Little did she know, McDaniel’s win paved the way for 38 Black film industry professionals, including actors, musicians and directors to win an Academy Award or to receive an honorary distinction. Winners have included Sidney Poitier, Denzel Washington, Louis Gossett Jr., Forest Whitaker, Octavia Spencer and Lupita Nyong’o.
Born on June 10, 1893 (with some sources listing her year of birth as 1895), in Wichita, Kansas, McDaniel was her parents’ 13th child, according to Biography.com.
Her father, Henry, was a Civil War veteran who suffered greatly from war injuries and had a difficult time with manual labor. Henry was later described by one of his sons as a minister, though this was a fictionalized account. McDaniel’s mother, Susan Holbert, was a domestic worker.
In 1901, McDaniel and her family moved to Denver, Colorado, where she attended the 24th Street Elementary School, and counted as one of only two black students in her class. While at East River High School, McDaniel started professionally singing, dancing and performing skits in shows as part of The Mighty Minstrels.
Her natural flair for singing – in church, at school and in her home – was apparent early on and gained her popularity among her classmates, according to Biography.com.
In 1909, she decided to drop out of school in order to more fully focus on her fledgling career, performing with her older brother’s troupe.
In 1911, she married pianist Howard Hickman and went on to organize an all-women’s minstrel show.
In the 1920s, McDaniel worked with Professor George Morrison’s orchestra and toured with his and other vaudeville troops for several years.

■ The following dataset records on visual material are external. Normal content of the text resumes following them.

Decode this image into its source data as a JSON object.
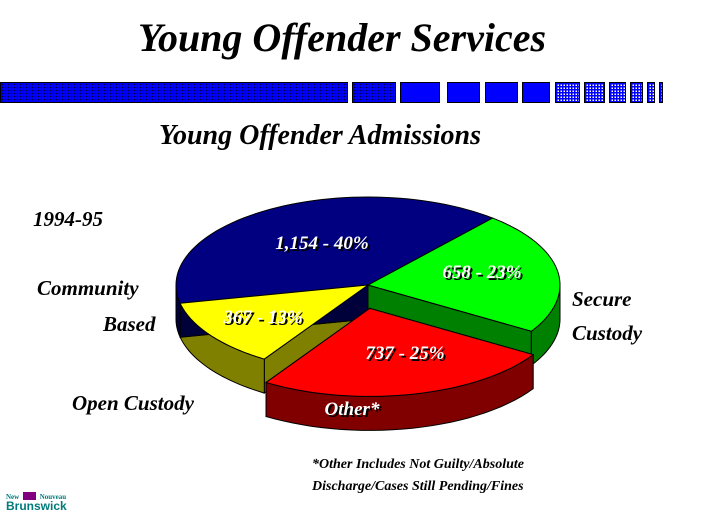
{
  "title": "Young Offender Services",
  "subtitle": "Young Offender Admissions",
  "year_label": "1994-95",
  "footnote": {
    "line1": "*Other Includes Not Guilty/Absolute",
    "line2": "Discharge/Cases Still Pending/Fines"
  },
  "logo": {
    "left": "New",
    "right": "Nouveau",
    "name": "Brunswick",
    "colors": {
      "text": "#007a7a",
      "emblem": "#800080"
    }
  },
  "chart_data": {
    "type": "pie",
    "title": "Young Offender Admissions",
    "subtitle": "1994-95",
    "slices": [
      {
        "name": "Community Based",
        "value": 1154,
        "percent": 40,
        "label": "1,154 - 40%",
        "color": "#000080",
        "side": "#00003a"
      },
      {
        "name": "Secure Custody",
        "value": 658,
        "percent": 23,
        "label": "658 - 23%",
        "color": "#00ff00",
        "side": "#008000"
      },
      {
        "name": "Other*",
        "value": 737,
        "percent": 25,
        "label": "737 - 25%",
        "color": "#ff0000",
        "side": "#800000",
        "exploded": true
      },
      {
        "name": "Open Custody",
        "value": 367,
        "percent": 13,
        "label": "367 - 13%",
        "color": "#ffff00",
        "side": "#808000"
      }
    ],
    "legend_labels": {
      "community_line1": "Community",
      "community_line2": "Based",
      "secure_line1": "Secure",
      "secure_line2": "Custody",
      "open": "Open Custody",
      "other": "Other*"
    }
  }
}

By mid-decade, she was invited to perform on Denver’s KOA radio station, according to biography.com. Following her radio performance, McDaniel continued to work the vaudeville circuit and established herself as a blues artist, writing her own work.

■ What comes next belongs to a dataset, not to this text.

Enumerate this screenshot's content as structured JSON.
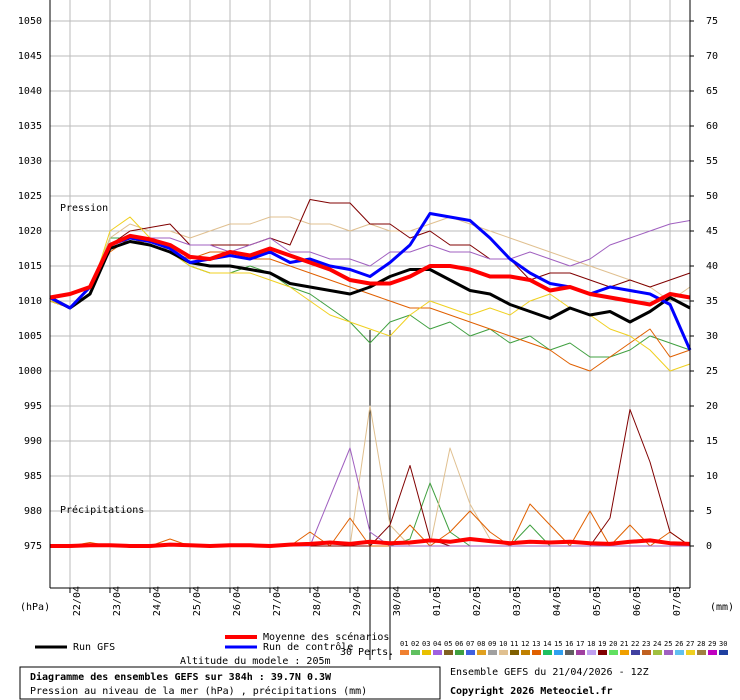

In 1931, McDaniel scored her first small film role as an extra in a Hollywood musical. Then in 1932, she was featured as a housekeeper in The Golden West.
The pinnacle of McDaniel’s career, Gone with the Wind, premiered in 1939 amid controversy. Though the role would eventually lead to an Oscar win for McDaniel, she was banned from the premiere. In fact, none of Gone with the Wind’s Black actors were allowed to attend the film’s Atlanta premiere.
McDaniel continued to land parts here and there, but as roles for black actors were hard to come by, she was again forced to take odd jobs to make ends meet.
During World War II, McDaniel helped entertain American troops and promoted the sale of war bonds, but she soon found the film offers to be drying up. She responded by making a strategic return to radio, taking over the starring role on CBS radio’s The Beulah Show in 1947.
In 1951, McDaniel started filming for the television version of The Beulah Show. Unexpectedly, she suffered a heart attack around the same time, and was forced to abandon her career upon being diagnosed with breast cancer.
Responding to criticism over her maid roles, McDaniel said it was her prerogative to accept whatever roles she chose. She also suggested that characters like Mammy proved themselves as more than just measuring up to their employers.
McDaniel lost her battle with cancer in Los Angeles, California, on October 26, 1952.
After her death, the groundbreaking actress was posthumously awarded two stars on the Hollywood Walk of Fame. She was inducted into the Black Filmmakers Hall of Fame in 1975 and honored with a commemorative U.S. postage stamp in 2006.
A well-received biography on her life was published in 2005—Hattie McDaniel: Black Ambition, White Hollywood, by Jill Watts.
Last year, it was announced that producer Alysia Allen had obtained the film rights to the book and was looking to develop a biopic.